Rebuilding trust: Appadurai wants to give NDP back to the grassroots
Anjali Appadurai is prepared to give the provincial government the jolt she believes is needed to get it back on track.
“I think that the people that I represent, and the people whose call I answer to step into this role, have been losing hope for a long time,” she told BC Today this week in a wide-ranging interview.
The 32-year-old climate activist and former federal NDP candidate for Vancouver—Granville — which she lost by less than 500 votes in last year’s election — has launched an insurgent campaign against front-runner and former attorney general David Eby. She says that she wants to give the party a chance for a “democratic race rather than a coronation.”
Supported by environmental NGOs such as Dogwood and 350.org, as well as grassroots members of the party, Appadurai raised over $40,000 by August 7 to secure her ticket in the leadership race.
As the director of campaigns for the Climate Emergency Unit and a former collaborator with West Coast Environmental Law, it is no surprise that Appadurai, a speaker at the 2011 UN Climate Conference in Durban, has put forth a climate-centric platform that promises to scrap the Trans Mountain pipeline and the Site C dam, as well as end public funding for fossil fuel companies.
But she says it would be a mistake to call her a single-issue candidate. Rather, she feels the climate crisis must be a consideration behind all government policies, including housing and health care, two of the biggest issues currently facing the province.
Appadurai says her focus has always been on equity, noting her first political memory is of going on a hunger strike when she was four.
“I lived in India at the time, and there’s a lot of deep poverty in the place I come from,” she recalled. “I remember having seen a girl my age, digging through a garbage can, and in my kid logic, in my mind, I was like, ‘If I don’t eat my food, it will [go] where other people can have access to it’.”
As premier, Appadurai says she would take money currently being spent on fossil fuel projects and re-invest it to build more housing.
“Reinvesting in an emergency housing response, because housing is a huge part of climate action, [and] immediately investing in a transition for workers” should be a priority, she said. “Tackling the climate emergency must put workers first.”
Appadurai chastised the province for falling behind on its housing targets. During the 2017 election, the NDP promised to “build 114,000 affordable rental, non-profit, co-op and owner-purchase housing units through partnerships over ten years.”
In the 2018 budget, however, the province’s Homes for BC plan pledged $6.2 billion over 10 years for a far reduced 33,700 units. Since then, 23,500 have been either completed or put into development through various grant and loan programs, according to Policynote.
“We need the province to really take leadership on that issue and say, ‘BC housing is going to build this number of houses’ and actually stick to that promise,” she said. “We’re so behind on our five-year and 10-year targets for housing.
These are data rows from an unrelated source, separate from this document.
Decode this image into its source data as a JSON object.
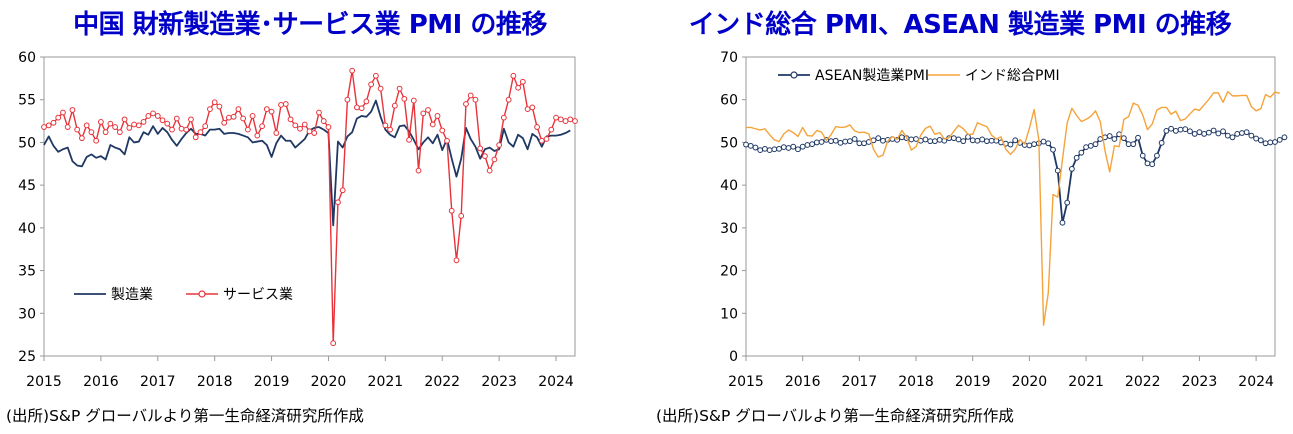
{
  "charts": [
    {
      "title": "中国 財新製造業･サービス業 PMI の推移",
      "source": "(出所)S&P グローバルより第一生命経済研究所作成"
    },
    {
      "title": "インド総合 PMI、ASEAN 製造業 PMI の推移",
      "source": "(出所)S&P グローバルより第一生命経済研究所作成"
    }
  ],
  "chart_data": [
    {
      "type": "line",
      "title": "中国 財新製造業･サービス業 PMI の推移",
      "xlabel": "",
      "ylabel": "",
      "x_start": "2015-01",
      "x_tick_labels": [
        "2015",
        "2016",
        "2017",
        "2018",
        "2019",
        "2020",
        "2021",
        "2022",
        "2023",
        "2024"
      ],
      "y_ticks": [
        25,
        30,
        35,
        40,
        45,
        50,
        55,
        60
      ],
      "ylim": [
        25,
        60
      ],
      "xlim": [
        "2015-01",
        "2024-05"
      ],
      "grid": false,
      "legend": "bottom-left",
      "series": [
        {
          "name": "製造業",
          "color": "#1f3864",
          "marker": "none",
          "values": [
            49.7,
            50.7,
            49.6,
            48.9,
            49.2,
            49.4,
            47.8,
            47.3,
            47.2,
            48.3,
            48.6,
            48.2,
            48.4,
            48.0,
            49.7,
            49.4,
            49.2,
            48.6,
            50.6,
            50.0,
            50.1,
            51.2,
            50.9,
            51.9,
            51.0,
            51.7,
            51.2,
            50.3,
            49.6,
            50.4,
            51.1,
            51.6,
            51.0,
            51.0,
            50.8,
            51.5,
            51.5,
            51.6,
            51.0,
            51.1,
            51.1,
            51.0,
            50.8,
            50.6,
            50.0,
            50.1,
            50.2,
            49.7,
            48.3,
            49.9,
            50.8,
            50.2,
            50.2,
            49.4,
            49.9,
            50.4,
            51.4,
            51.7,
            51.8,
            51.5,
            51.1,
            40.3,
            50.1,
            49.4,
            50.7,
            51.2,
            52.8,
            53.1,
            53.0,
            53.6,
            54.9,
            53.0,
            51.5,
            50.9,
            50.6,
            51.9,
            52.0,
            51.3,
            50.3,
            49.2,
            50.0,
            50.6,
            49.9,
            50.9,
            49.1,
            50.4,
            48.1,
            46.0,
            48.1,
            51.7,
            50.4,
            49.5,
            48.1,
            49.2,
            49.4,
            49.0,
            49.2,
            51.6,
            50.0,
            49.5,
            50.9,
            50.5,
            49.2,
            51.0,
            50.6,
            49.5,
            50.7,
            50.8,
            50.8,
            50.9,
            51.1,
            51.4
          ]
        },
        {
          "name": "サービス業",
          "color": "#e8333a",
          "marker": "circle",
          "values": [
            51.8,
            52.0,
            52.3,
            52.9,
            53.5,
            51.8,
            53.8,
            51.5,
            50.5,
            52.0,
            51.2,
            50.2,
            52.4,
            51.2,
            52.2,
            51.8,
            51.2,
            52.7,
            51.7,
            52.1,
            52.0,
            52.4,
            53.1,
            53.4,
            53.1,
            52.6,
            52.2,
            51.5,
            52.8,
            51.6,
            51.5,
            52.7,
            50.6,
            51.2,
            51.9,
            53.9,
            54.7,
            54.2,
            52.3,
            52.9,
            53.0,
            53.9,
            52.8,
            51.5,
            53.1,
            50.8,
            51.9,
            53.9,
            53.6,
            51.1,
            54.4,
            54.5,
            52.7,
            52.0,
            51.6,
            52.1,
            51.3,
            51.1,
            53.5,
            52.5,
            51.8,
            26.5,
            43.0,
            44.4,
            55.0,
            58.4,
            54.1,
            54.0,
            54.8,
            56.8,
            57.8,
            56.3,
            52.0,
            51.5,
            54.3,
            56.3,
            55.1,
            50.3,
            54.9,
            46.7,
            53.4,
            53.8,
            52.1,
            53.1,
            51.4,
            50.2,
            42.0,
            36.2,
            41.4,
            54.5,
            55.5,
            55.0,
            49.3,
            48.4,
            46.7,
            48.0,
            49.7,
            52.9,
            55.0,
            57.8,
            56.4,
            57.1,
            53.9,
            54.1,
            51.8,
            50.2,
            50.4,
            51.5,
            52.9,
            52.7,
            52.5,
            52.7,
            52.5
          ]
        }
      ]
    },
    {
      "type": "line",
      "title": "インド総合 PMI、ASEAN 製造業 PMI の推移",
      "xlabel": "",
      "ylabel": "",
      "x_start": "2015-01",
      "x_tick_labels": [
        "2015",
        "2016",
        "2017",
        "2018",
        "2019",
        "2020",
        "2021",
        "2022",
        "2023",
        "2024"
      ],
      "y_ticks": [
        0,
        10,
        20,
        30,
        40,
        50,
        60,
        70
      ],
      "ylim": [
        0,
        70
      ],
      "xlim": [
        "2015-01",
        "2024-05"
      ],
      "grid": false,
      "legend": "top-left",
      "series": [
        {
          "name": "ASEAN製造業PMI",
          "color": "#1f3864",
          "marker": "circle",
          "values": [
            49.5,
            49.2,
            48.8,
            48.2,
            48.5,
            48.2,
            48.4,
            48.5,
            48.9,
            48.7,
            49.0,
            48.4,
            49.0,
            49.4,
            49.6,
            50.0,
            50.1,
            50.6,
            50.3,
            50.4,
            49.9,
            50.2,
            50.3,
            50.8,
            49.8,
            49.8,
            50.1,
            50.5,
            51.0,
            50.4,
            50.6,
            50.8,
            50.6,
            51.2,
            51.0,
            50.7,
            50.8,
            50.4,
            50.7,
            50.3,
            50.3,
            50.6,
            50.4,
            51.0,
            51.0,
            50.7,
            50.3,
            51.3,
            50.5,
            50.4,
            50.7,
            50.3,
            50.4,
            50.4,
            50.0,
            49.7,
            49.5,
            50.5,
            49.9,
            49.4,
            49.3,
            49.6,
            49.8,
            50.2,
            49.8,
            48.3,
            43.4,
            31.2,
            35.9,
            43.8,
            46.4,
            47.6,
            48.9,
            49.2,
            49.6,
            50.8,
            51.2,
            51.5,
            50.8,
            51.9,
            51.0,
            49.6,
            49.6,
            51.1,
            46.9,
            45.1,
            44.9,
            46.9,
            49.9,
            52.7,
            53.2,
            52.7,
            53.0,
            53.1,
            52.6,
            52.0,
            52.4,
            52.0,
            52.3,
            52.8,
            52.1,
            52.6,
            51.6,
            51.2,
            52.0,
            52.2,
            52.4,
            51.6,
            50.9,
            50.5,
            49.8,
            50.0,
            50.1,
            50.6,
            51.2
          ]
        },
        {
          "name": "インド総合PMI",
          "color": "#f5a33a",
          "marker": "none",
          "values": [
            53.5,
            53.5,
            53.2,
            52.9,
            53.2,
            51.8,
            50.6,
            50.2,
            52.0,
            52.9,
            52.3,
            51.4,
            53.5,
            51.6,
            51.5,
            52.8,
            52.4,
            50.5,
            51.8,
            53.7,
            53.5,
            53.6,
            54.1,
            52.7,
            52.3,
            52.4,
            52.0,
            48.4,
            46.6,
            47.0,
            50.3,
            51.4,
            50.7,
            52.8,
            51.2,
            48.2,
            49.0,
            51.7,
            53.3,
            53.8,
            51.9,
            52.3,
            50.8,
            51.1,
            52.6,
            54.0,
            53.2,
            51.9,
            51.9,
            54.6,
            54.1,
            53.7,
            51.7,
            50.8,
            51.3,
            48.4,
            47.2,
            48.4,
            50.7,
            49.6,
            53.3,
            57.7,
            50.6,
            7.2,
            14.8,
            37.8,
            37.2,
            46.0,
            54.6,
            58.0,
            56.3,
            54.9,
            55.4,
            56.1,
            57.4,
            54.9,
            48.1,
            43.1,
            49.2,
            49.0,
            55.4,
            56.0,
            59.2,
            58.7,
            56.4,
            53.0,
            54.3,
            57.6,
            58.2,
            58.2,
            56.6,
            57.3,
            55.1,
            55.5,
            56.7,
            57.8,
            57.5,
            58.8,
            60.1,
            61.6,
            61.6,
            59.4,
            61.9,
            60.9,
            60.9,
            61.0,
            61.0,
            58.4,
            57.4,
            57.9,
            61.2,
            60.6,
            61.8,
            61.5
          ]
        }
      ]
    }
  ]
}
And we say right now that we don’t have money for those things, but that’s because we’re investing money in the wrong places.”
Taking a primary care focus
As premier, Appadurai’s solutions to the ongoing health-care crisis would focus on investing in primary care facilities and the doctors and nurses that staff them.
“We know that primary care produces a whole host of better health outcomes for people [through] preventative care, and the costs are actually lower,” she said. “And it’s more carbon-friendly … than [after-the-fact] care when people are already sick.”
As for the overdose crisis, which she says is “incredibly complicated,” Appadurai would focus on getting non-prescription safe supply up and running to reduce reliance on the toxic illicit drug supply, and invest in mental health supports.
“I think it’s important to remember that it was bad policy-making that created this crisis in the first place,” she said, referring to drug policies that made it illegal for users to purchase illicit substances, pushing them further into reliance on the black market.
“So to actually save lives, we need a no-nonsense, no drama, adequate, adequately funded, safe supply.”
On the competition
Appadurai says she has no ill will toward Eby and that she is running to take the province in a new direction.
“I’m not campaigning against my opponent. I’m campaigning for an alternative vision of B.C.,” she said. “I think that the people that I represent and the people that I’m accountable to have a different definition of what it means to be qualified for office, because what we’ve seen is that our current government has not been up to the challenge.”
As a political outsider, Appadurai has to contend with the knowledge that many of those she’d be working alongside as premier have already publicly endorsed her opponent. Of 57 members of the NDP caucus, 48 have stepped forward to support Eby.
“I think I would go into this role having faith that we all want the best for British Columbia,” she said. “I would simply stay accountable primarily to the people who put me in this position, which is the party grassroots, and demonstrate [that] at every opportunity.”
Appadurai says she would “come in with the understanding that we’re all on the same page and that we’re all in a party that is making a return to its roots as a worker-first, people-first party” to unite the party in a post-John Horgan era.
But at the end of the day, Appadurai says it’s all about the grassroots, a lesson she says she learned from running in the last federal election.
“That experience was a really great demonstration of what happens when the grassroots seeks to engage with systems of power. Something really powerful happens, because those of us who are experiencing the issues on the ground have a really clear voice,” she said.